An Iranian lawmaker says a sharp fall in the country’s oil revenue has disrupted imports of essential goods and created new pressure on the economy.
Jabbar Kouchakinejad, a member of parliament’s budget and planning committee, said Iran has been unable to secure enough foreign exchange for key imports.
“Because of reduced oil income, we cannot provide the required foreign currency for basic goods,” he told ILNA news agency. He said allocations for essential imports fell from 18 billion dollars last year to about 11 billion dollars this year.
Kouchakinejad said much of Iran’s oil sold to China has not been converted into usable currency, while sanctions have forced Tehran to offer heavy discounts.

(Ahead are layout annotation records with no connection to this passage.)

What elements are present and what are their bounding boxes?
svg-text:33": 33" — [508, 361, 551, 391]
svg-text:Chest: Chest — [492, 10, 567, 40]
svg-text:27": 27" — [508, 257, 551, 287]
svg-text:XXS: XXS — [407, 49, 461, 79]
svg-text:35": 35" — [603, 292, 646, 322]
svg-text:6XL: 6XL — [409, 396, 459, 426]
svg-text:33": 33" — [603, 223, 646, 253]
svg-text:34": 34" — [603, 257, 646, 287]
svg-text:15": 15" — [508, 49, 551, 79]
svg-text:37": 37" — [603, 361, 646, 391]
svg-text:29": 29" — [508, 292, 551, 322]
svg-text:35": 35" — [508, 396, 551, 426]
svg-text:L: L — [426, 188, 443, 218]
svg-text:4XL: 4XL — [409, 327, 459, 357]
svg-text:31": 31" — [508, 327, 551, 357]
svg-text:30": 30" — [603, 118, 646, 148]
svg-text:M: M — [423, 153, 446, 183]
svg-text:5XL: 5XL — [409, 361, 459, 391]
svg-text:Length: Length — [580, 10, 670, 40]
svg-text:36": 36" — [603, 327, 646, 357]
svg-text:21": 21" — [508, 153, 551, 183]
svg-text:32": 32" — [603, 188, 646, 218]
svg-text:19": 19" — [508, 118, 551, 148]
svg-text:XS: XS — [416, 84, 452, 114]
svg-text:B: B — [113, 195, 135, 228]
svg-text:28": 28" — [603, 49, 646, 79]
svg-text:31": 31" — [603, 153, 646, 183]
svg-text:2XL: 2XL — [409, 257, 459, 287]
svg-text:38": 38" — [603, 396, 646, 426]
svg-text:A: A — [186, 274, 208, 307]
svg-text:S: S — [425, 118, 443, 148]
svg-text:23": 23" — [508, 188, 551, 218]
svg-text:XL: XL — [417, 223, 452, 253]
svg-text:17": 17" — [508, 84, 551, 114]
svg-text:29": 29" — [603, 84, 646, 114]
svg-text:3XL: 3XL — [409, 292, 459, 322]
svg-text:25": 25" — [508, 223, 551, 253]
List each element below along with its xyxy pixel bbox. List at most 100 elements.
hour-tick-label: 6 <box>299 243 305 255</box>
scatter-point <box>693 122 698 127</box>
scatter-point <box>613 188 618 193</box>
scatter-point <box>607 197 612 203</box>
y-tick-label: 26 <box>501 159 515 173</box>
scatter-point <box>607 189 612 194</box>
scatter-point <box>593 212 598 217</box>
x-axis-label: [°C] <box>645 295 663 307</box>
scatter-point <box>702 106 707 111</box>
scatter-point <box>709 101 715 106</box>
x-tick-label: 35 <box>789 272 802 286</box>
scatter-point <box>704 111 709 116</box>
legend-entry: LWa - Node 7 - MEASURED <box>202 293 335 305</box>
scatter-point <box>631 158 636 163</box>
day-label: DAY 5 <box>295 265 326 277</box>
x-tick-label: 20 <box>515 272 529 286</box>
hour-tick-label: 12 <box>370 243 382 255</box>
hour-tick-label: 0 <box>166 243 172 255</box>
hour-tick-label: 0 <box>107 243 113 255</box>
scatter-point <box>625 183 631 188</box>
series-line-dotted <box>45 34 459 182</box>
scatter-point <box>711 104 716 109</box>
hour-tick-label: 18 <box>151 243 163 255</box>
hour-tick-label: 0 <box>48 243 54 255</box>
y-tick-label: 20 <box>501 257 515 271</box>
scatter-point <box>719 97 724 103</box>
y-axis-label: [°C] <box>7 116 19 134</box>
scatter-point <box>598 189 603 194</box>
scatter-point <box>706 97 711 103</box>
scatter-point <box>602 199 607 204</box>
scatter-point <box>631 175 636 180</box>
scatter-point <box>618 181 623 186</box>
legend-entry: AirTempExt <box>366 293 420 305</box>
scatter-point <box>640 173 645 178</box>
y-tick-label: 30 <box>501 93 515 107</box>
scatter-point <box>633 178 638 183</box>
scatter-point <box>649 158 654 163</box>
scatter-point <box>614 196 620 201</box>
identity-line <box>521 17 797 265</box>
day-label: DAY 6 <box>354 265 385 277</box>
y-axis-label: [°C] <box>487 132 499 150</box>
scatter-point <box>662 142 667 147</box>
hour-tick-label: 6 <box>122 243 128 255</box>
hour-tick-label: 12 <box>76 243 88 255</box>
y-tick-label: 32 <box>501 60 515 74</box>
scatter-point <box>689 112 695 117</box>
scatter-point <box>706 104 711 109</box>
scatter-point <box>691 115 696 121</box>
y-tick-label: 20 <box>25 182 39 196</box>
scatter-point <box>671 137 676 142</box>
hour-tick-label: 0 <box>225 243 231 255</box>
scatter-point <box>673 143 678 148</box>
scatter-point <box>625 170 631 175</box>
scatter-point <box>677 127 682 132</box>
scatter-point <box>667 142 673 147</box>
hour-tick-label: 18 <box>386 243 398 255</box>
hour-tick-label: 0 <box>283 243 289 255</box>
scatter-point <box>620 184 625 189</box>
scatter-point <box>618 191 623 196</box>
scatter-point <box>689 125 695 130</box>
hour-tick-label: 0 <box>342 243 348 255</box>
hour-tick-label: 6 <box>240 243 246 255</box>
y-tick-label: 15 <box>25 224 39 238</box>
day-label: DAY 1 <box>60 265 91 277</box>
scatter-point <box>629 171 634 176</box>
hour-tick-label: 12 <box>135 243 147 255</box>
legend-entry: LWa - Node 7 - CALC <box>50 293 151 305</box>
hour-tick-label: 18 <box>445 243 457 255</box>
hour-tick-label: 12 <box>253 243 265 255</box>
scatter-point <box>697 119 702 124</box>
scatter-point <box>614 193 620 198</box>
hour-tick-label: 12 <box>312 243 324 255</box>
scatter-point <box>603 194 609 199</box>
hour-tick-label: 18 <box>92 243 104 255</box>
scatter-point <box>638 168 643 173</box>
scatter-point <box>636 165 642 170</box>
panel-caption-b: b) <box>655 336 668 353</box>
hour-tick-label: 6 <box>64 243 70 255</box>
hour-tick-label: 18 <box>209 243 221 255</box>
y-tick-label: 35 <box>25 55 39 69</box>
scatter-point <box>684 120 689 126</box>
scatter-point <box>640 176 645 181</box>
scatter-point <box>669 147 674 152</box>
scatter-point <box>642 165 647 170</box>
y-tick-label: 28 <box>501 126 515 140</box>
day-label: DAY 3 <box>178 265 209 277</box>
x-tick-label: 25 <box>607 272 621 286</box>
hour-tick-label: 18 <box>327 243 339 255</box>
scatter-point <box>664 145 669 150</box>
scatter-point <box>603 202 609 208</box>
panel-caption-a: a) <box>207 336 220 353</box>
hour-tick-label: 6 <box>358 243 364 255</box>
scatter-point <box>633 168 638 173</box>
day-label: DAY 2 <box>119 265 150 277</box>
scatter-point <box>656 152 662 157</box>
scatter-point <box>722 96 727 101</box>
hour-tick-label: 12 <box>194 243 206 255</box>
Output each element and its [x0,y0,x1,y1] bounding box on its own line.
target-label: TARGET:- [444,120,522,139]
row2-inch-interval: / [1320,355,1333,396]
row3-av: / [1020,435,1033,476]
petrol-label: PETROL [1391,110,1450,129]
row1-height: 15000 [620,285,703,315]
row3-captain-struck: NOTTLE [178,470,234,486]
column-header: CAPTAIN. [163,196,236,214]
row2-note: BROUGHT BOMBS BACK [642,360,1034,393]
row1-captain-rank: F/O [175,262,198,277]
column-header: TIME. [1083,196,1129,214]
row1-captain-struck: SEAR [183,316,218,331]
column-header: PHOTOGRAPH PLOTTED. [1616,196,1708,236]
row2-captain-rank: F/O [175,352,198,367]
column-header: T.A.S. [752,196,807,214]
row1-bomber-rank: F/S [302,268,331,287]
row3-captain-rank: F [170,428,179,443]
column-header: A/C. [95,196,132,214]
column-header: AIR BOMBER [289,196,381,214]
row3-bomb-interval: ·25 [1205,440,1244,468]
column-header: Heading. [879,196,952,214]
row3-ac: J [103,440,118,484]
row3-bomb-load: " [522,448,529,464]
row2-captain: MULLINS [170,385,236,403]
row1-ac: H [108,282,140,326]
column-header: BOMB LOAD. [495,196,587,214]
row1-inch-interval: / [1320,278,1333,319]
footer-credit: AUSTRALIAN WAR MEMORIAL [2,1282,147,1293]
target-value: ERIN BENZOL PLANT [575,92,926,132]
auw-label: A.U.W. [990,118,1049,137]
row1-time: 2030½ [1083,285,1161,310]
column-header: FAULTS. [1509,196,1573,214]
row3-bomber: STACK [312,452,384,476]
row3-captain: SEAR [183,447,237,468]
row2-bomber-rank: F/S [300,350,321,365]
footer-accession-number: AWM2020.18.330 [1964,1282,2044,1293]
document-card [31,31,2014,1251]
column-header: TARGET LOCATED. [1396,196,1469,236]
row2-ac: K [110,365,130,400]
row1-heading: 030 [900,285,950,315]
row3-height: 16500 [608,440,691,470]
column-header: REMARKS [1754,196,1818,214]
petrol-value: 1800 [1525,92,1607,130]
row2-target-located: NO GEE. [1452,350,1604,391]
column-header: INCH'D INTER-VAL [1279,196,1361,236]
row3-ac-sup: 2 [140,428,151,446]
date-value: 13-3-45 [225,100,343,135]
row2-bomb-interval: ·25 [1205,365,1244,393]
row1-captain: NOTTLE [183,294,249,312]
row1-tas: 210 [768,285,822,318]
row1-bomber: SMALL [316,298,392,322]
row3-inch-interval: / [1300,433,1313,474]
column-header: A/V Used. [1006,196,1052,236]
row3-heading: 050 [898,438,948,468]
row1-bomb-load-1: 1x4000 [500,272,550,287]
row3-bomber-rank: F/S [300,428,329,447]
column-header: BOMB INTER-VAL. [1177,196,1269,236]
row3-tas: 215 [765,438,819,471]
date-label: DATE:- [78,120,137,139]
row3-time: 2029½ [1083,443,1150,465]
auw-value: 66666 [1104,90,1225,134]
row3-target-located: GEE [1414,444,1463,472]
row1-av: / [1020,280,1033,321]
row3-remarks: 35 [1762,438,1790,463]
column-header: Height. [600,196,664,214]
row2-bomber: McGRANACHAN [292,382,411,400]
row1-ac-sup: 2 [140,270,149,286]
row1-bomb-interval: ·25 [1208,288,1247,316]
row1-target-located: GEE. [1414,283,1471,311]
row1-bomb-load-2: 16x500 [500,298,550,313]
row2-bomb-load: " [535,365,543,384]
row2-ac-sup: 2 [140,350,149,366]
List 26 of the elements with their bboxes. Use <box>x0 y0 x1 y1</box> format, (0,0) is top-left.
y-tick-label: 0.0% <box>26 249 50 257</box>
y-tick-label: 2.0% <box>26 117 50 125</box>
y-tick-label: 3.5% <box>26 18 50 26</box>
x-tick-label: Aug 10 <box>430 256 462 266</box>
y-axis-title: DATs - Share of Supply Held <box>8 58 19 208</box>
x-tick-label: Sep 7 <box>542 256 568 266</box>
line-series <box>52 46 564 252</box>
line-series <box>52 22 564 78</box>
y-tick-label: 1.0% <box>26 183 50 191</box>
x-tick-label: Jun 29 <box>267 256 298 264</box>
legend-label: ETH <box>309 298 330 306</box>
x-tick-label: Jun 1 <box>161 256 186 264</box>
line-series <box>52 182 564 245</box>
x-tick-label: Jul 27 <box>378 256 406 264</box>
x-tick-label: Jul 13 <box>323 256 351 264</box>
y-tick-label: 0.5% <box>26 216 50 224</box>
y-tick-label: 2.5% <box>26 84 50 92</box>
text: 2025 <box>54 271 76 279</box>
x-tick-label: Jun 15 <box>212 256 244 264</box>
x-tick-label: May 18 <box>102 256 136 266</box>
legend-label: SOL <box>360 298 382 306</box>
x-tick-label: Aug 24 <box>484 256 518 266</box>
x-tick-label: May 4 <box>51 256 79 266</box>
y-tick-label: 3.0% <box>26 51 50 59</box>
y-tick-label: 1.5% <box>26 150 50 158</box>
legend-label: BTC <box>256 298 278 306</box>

“Although the oil minister says sales are good, the revenue is not returning to the country,” he said, adding that this has led to import restrictions and shortages in several sectors.
Structural problems worsen fiscal gaps
Economists say the country’s chronic budget deficit, high inflation and weak productivity stem from a large, costly bureaucracy and overlapping agencies. They warn that without reform, Iran’s economy will remain vulnerable to external shocks and sanctions.
Economist Mehdi Pazouki said the unchecked expansion of the administrative system has fueled inflation and wasted public resources. “Without discipline in spending, it will be very difficult to stabilize the economy,” he said.
Analysts warn of harder year ahead
Experts say Iran’s economic outlook may worsen next year when renewed UN sanctions triggered by European powers take full effect. Economist Morteza Afghah said growth targets of eight percent are unrealistic under current conditions, noting that “even without war and sanctions, such goals would be unattainable.”
Kouchakinejad said the monthly treasury reports confirm a decline in oil income, though the exact figures remain classified. “The fall in revenue has made it difficult to forecast foreign currency inflows and fund imports,” he said.